Poco dopo, il 18 aprile 1948, la scelta popolare fu di nuovo decisiva per il
nostro Paese: con la vittoria di De Gasperi, il popolo italiano si riconobbe
nella tradizione cristiana e liberale della sua storia. E gli anni Cinquanta,
sempre con il sostegno del voto popolare, modellarono un’Italia come realtà
democratica, economica e sociale. L’Italia divenne parte dell’Europa e
dell’Occidente, fu tra i promotori dell’unità atlantica e dell’unità europea,
diventò da Paese reietto un Paese rispettato.
Oggi i nostri giovani hanno davanti a loro altre sfide: difendere la libertà
conquistata dai loro padri e ampliarla sempre di più, consapevoli come sono che
senza libertà non vi può essere né pace, né giustizia, né benessere.
Alcune di queste sfide sono planetarie e ci vedono impegnati a fianco dei Paesi
liberi: la lotta contro il terrorismo, la lotta contro l’integralismo fanatico e
liberticida, la lotta contro il razzismo, perché la libertà, la dignità e la
pace sono un diritto di ogni essere umano, “ovunque” nel mondo.

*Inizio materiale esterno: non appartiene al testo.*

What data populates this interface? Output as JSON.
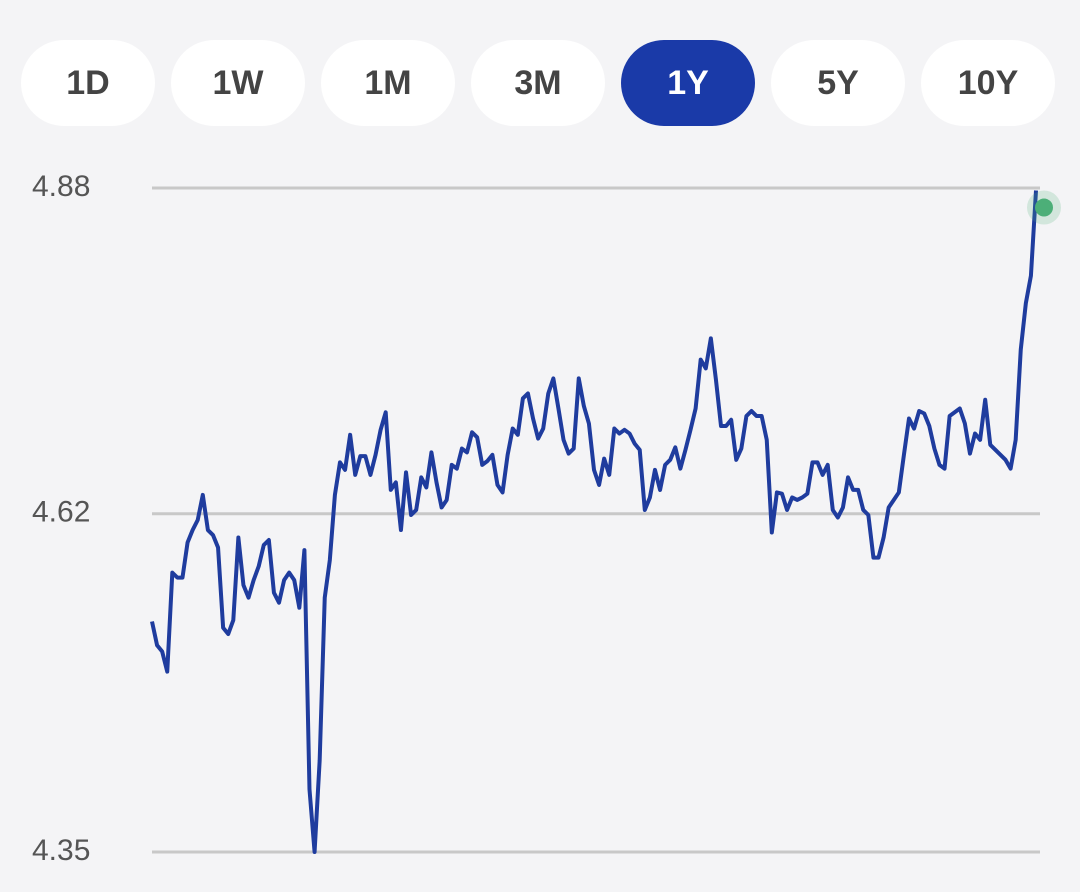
{
  "tabs": [
    "1D",
    "1W",
    "1M",
    "3M",
    "1Y",
    "5Y",
    "10Y"
  ],
  "selected_tab": 4,
  "chart_data": {
    "type": "line",
    "color": "#1f3c9e",
    "marker_color": "#4caf78",
    "grid": true,
    "ylim": [
      4.35,
      4.88
    ],
    "yticks": [
      4.35,
      4.62,
      4.88
    ],
    "values": [
      4.534,
      4.515,
      4.51,
      4.494,
      4.573,
      4.569,
      4.569,
      4.597,
      4.607,
      4.615,
      4.635,
      4.607,
      4.603,
      4.593,
      4.529,
      4.524,
      4.535,
      4.601,
      4.563,
      4.553,
      4.567,
      4.578,
      4.595,
      4.599,
      4.557,
      4.549,
      4.567,
      4.573,
      4.567,
      4.545,
      4.591,
      4.4,
      4.35,
      4.423,
      4.553,
      4.583,
      4.635,
      4.661,
      4.655,
      4.683,
      4.651,
      4.666,
      4.666,
      4.651,
      4.667,
      4.687,
      4.701,
      4.639,
      4.645,
      4.607,
      4.653,
      4.619,
      4.623,
      4.649,
      4.641,
      4.669,
      4.645,
      4.625,
      4.631,
      4.659,
      4.656,
      4.672,
      4.669,
      4.685,
      4.681,
      4.659,
      4.662,
      4.667,
      4.643,
      4.637,
      4.667,
      4.688,
      4.683,
      4.712,
      4.716,
      4.696,
      4.68,
      4.688,
      4.716,
      4.728,
      4.704,
      4.679,
      4.668,
      4.672,
      4.728,
      4.706,
      4.692,
      4.655,
      4.643,
      4.664,
      4.651,
      4.688,
      4.684,
      4.687,
      4.684,
      4.676,
      4.671,
      4.623,
      4.633,
      4.655,
      4.639,
      4.659,
      4.663,
      4.673,
      4.656,
      4.671,
      4.687,
      4.704,
      4.743,
      4.736,
      4.76,
      4.727,
      4.69,
      4.69,
      4.695,
      4.663,
      4.672,
      4.698,
      4.702,
      4.698,
      4.698,
      4.679,
      4.605,
      4.637,
      4.636,
      4.623,
      4.633,
      4.631,
      4.633,
      4.636,
      4.661,
      4.661,
      4.651,
      4.659,
      4.623,
      4.617,
      4.625,
      4.649,
      4.639,
      4.639,
      4.623,
      4.619,
      4.585,
      4.585,
      4.601,
      4.625,
      4.631,
      4.637,
      4.667,
      4.696,
      4.688,
      4.702,
      4.7,
      4.69,
      4.672,
      4.659,
      4.656,
      4.698,
      4.701,
      4.704,
      4.692,
      4.668,
      4.684,
      4.679,
      4.711,
      4.675,
      4.671,
      4.667,
      4.663,
      4.656,
      4.679,
      4.751,
      4.788,
      4.81,
      4.878
    ]
  }
}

Ecco perché voglio qui ricordare i soldati italiani impegnati nelle missioni di
pace all’estero, e in particolare tutti quelli che sono caduti nell’espletare
questa nobile missione. C’è una continuità ideale fra loro e tutti gli eroi,
italiani e alleati, che sacrificarono la loro vita più di 60 anni fa per ridarci
la libertà nella sicurezza e nella pace.
Oggi quell’insegnamento dei nostri padri assume un valore particolare: questo 25
aprile cade all’indomani della grande tragedia che ha colpito questa terra
d’Abruzzo. Ancora una volta, di fronte all’emergenza e alla tragedia, gli
italiani hanno saputo unirsi, hanno saputo superare le divergenze, sono riusciti
a dimostrare di essere un grande popolo coeso nella generosità, nella
solidarietà e nel coraggio.
Guardando ai tanti italiani che si sono impegnati qui nell’opera di soccorso e
di ricostruzione mi sento orgoglioso, ancora una volta, ancora di più, di essere
italiano e di guidare questo meraviglioso Paese.
Oggi Onna è per noi il simbolo della nostra Italia.

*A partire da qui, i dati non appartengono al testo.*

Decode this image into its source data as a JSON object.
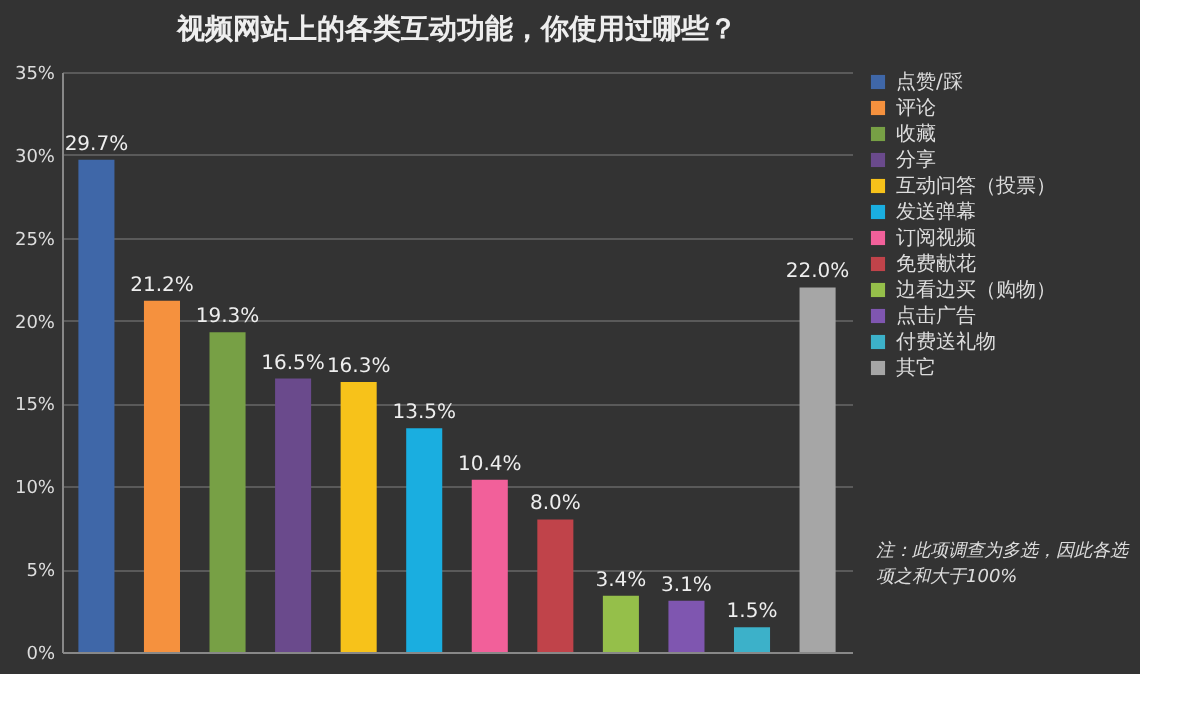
{
  "chart_data": {
    "type": "bar",
    "title": "视频网站上的各类互动功能，你使用过哪些？",
    "categories": [
      null,
      null,
      null,
      null,
      null,
      null,
      null,
      null,
      null,
      null,
      null,
      null
    ],
    "series": [
      {
        "name": "点赞/踩",
        "color": "#3f67a8",
        "values": [
          29.7,
          null,
          null,
          null,
          null,
          null,
          null,
          null,
          null,
          null,
          null,
          null
        ],
        "value_labels": [
          "29.7%",
          null,
          null,
          null,
          null,
          null,
          null,
          null,
          null,
          null,
          null,
          null
        ]
      },
      {
        "name": "评论",
        "color": "#f5913e",
        "values": [
          null,
          21.2,
          null,
          null,
          null,
          null,
          null,
          null,
          null,
          null,
          null,
          null
        ],
        "value_labels": [
          null,
          "21.2%",
          null,
          null,
          null,
          null,
          null,
          null,
          null,
          null,
          null,
          null
        ]
      },
      {
        "name": "收藏",
        "color": "#77a045",
        "values": [
          null,
          null,
          19.3,
          null,
          null,
          null,
          null,
          null,
          null,
          null,
          null,
          null
        ],
        "value_labels": [
          null,
          null,
          "19.3%",
          null,
          null,
          null,
          null,
          null,
          null,
          null,
          null,
          null
        ]
      },
      {
        "name": "分享",
        "color": "#6a4a8c",
        "values": [
          null,
          null,
          null,
          16.5,
          null,
          null,
          null,
          null,
          null,
          null,
          null,
          null
        ],
        "value_labels": [
          null,
          null,
          null,
          "16.5%",
          null,
          null,
          null,
          null,
          null,
          null,
          null,
          null
        ]
      },
      {
        "name": "互动问答（投票）",
        "color": "#f7c21a",
        "values": [
          null,
          null,
          null,
          null,
          16.3,
          null,
          null,
          null,
          null,
          null,
          null,
          null
        ],
        "value_labels": [
          null,
          null,
          null,
          null,
          "16.3%",
          null,
          null,
          null,
          null,
          null,
          null,
          null
        ]
      },
      {
        "name": "发送弹幕",
        "color": "#1aaee0",
        "values": [
          null,
          null,
          null,
          null,
          null,
          13.5,
          null,
          null,
          null,
          null,
          null,
          null
        ],
        "value_labels": [
          null,
          null,
          null,
          null,
          null,
          "13.5%",
          null,
          null,
          null,
          null,
          null,
          null
        ]
      },
      {
        "name": "订阅视频",
        "color": "#f2609a",
        "values": [
          null,
          null,
          null,
          null,
          null,
          null,
          10.4,
          null,
          null,
          null,
          null,
          null
        ],
        "value_labels": [
          null,
          null,
          null,
          null,
          null,
          null,
          "10.4%",
          null,
          null,
          null,
          null,
          null
        ]
      },
      {
        "name": "免费献花",
        "color": "#c0434a",
        "values": [
          null,
          null,
          null,
          null,
          null,
          null,
          null,
          8.0,
          null,
          null,
          null,
          null
        ],
        "value_labels": [
          null,
          null,
          null,
          null,
          null,
          null,
          null,
          "8.0%",
          null,
          null,
          null,
          null
        ]
      },
      {
        "name": "边看边买（购物）",
        "color": "#95bf4a",
        "values": [
          null,
          null,
          null,
          null,
          null,
          null,
          null,
          null,
          3.4,
          null,
          null,
          null
        ],
        "value_labels": [
          null,
          null,
          null,
          null,
          null,
          null,
          null,
          null,
          "3.4%",
          null,
          null,
          null
        ]
      },
      {
        "name": "点击广告",
        "color": "#7f56b0",
        "values": [
          null,
          null,
          null,
          null,
          null,
          null,
          null,
          null,
          null,
          3.1,
          null,
          null
        ],
        "value_labels": [
          null,
          null,
          null,
          null,
          null,
          null,
          null,
          null,
          null,
          "3.1%",
          null,
          null
        ]
      },
      {
        "name": "付费送礼物",
        "color": "#3cb1c9",
        "values": [
          null,
          null,
          null,
          null,
          null,
          null,
          null,
          null,
          null,
          null,
          1.5,
          null
        ],
        "value_labels": [
          null,
          null,
          null,
          null,
          null,
          null,
          null,
          null,
          null,
          null,
          "1.5%",
          null
        ]
      },
      {
        "name": "其它",
        "color": "#a6a6a6",
        "values": [
          null,
          null,
          null,
          null,
          null,
          null,
          null,
          null,
          null,
          null,
          null,
          22.0
        ],
        "value_labels": [
          null,
          null,
          null,
          null,
          null,
          null,
          null,
          null,
          null,
          null,
          null,
          "22.0%"
        ]
      }
    ],
    "ylim": [
      0,
      35
    ],
    "yticks": [
      {
        "value": 0,
        "label": "0%"
      },
      {
        "value": 5,
        "label": "5%"
      },
      {
        "value": 10,
        "label": "10%"
      },
      {
        "value": 15,
        "label": "15%"
      },
      {
        "value": 20,
        "label": "20%"
      },
      {
        "value": 25,
        "label": "25%"
      },
      {
        "value": 30,
        "label": "30%"
      },
      {
        "value": 35,
        "label": "35%"
      }
    ],
    "grid": "y",
    "legend": "right",
    "tick_labels": "y",
    "annotations": [
      "注：此项调查为多选，因此各选项之和大于100%"
    ]
  }
}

Il terremoto che l’ha distrutta ci ricorda i giorni in cui fu l’invasore a
distruggerla. Riedificarla vorrà dire ripetere il gesto della sua rinascita dopo
la violenza nazista.
Ed è proprio nei confronti degli eroi di allora e di oggi che noi tutti abbiamo
una grande responsabilità: quella di mettere da parte ogni polemica, di guardare
all’interesse della nazione, di tutelare il grande patrimonio di libertà che
abbiamo ereditato dai nostri padri.
Abbiamo, tutti insieme, la responsabilità e il dovere di costruire per tutti un
futuro di prosperità, di sicurezza, di pace, e di libertà.
Viva l’Italia! Viva la Repubblica!
Viva il 25 aprile, la festa di tutti gli italiani, che amano la libertà e
vogliono restare liberi!
Viva il 25 aprile la festa della riconquistata libertà!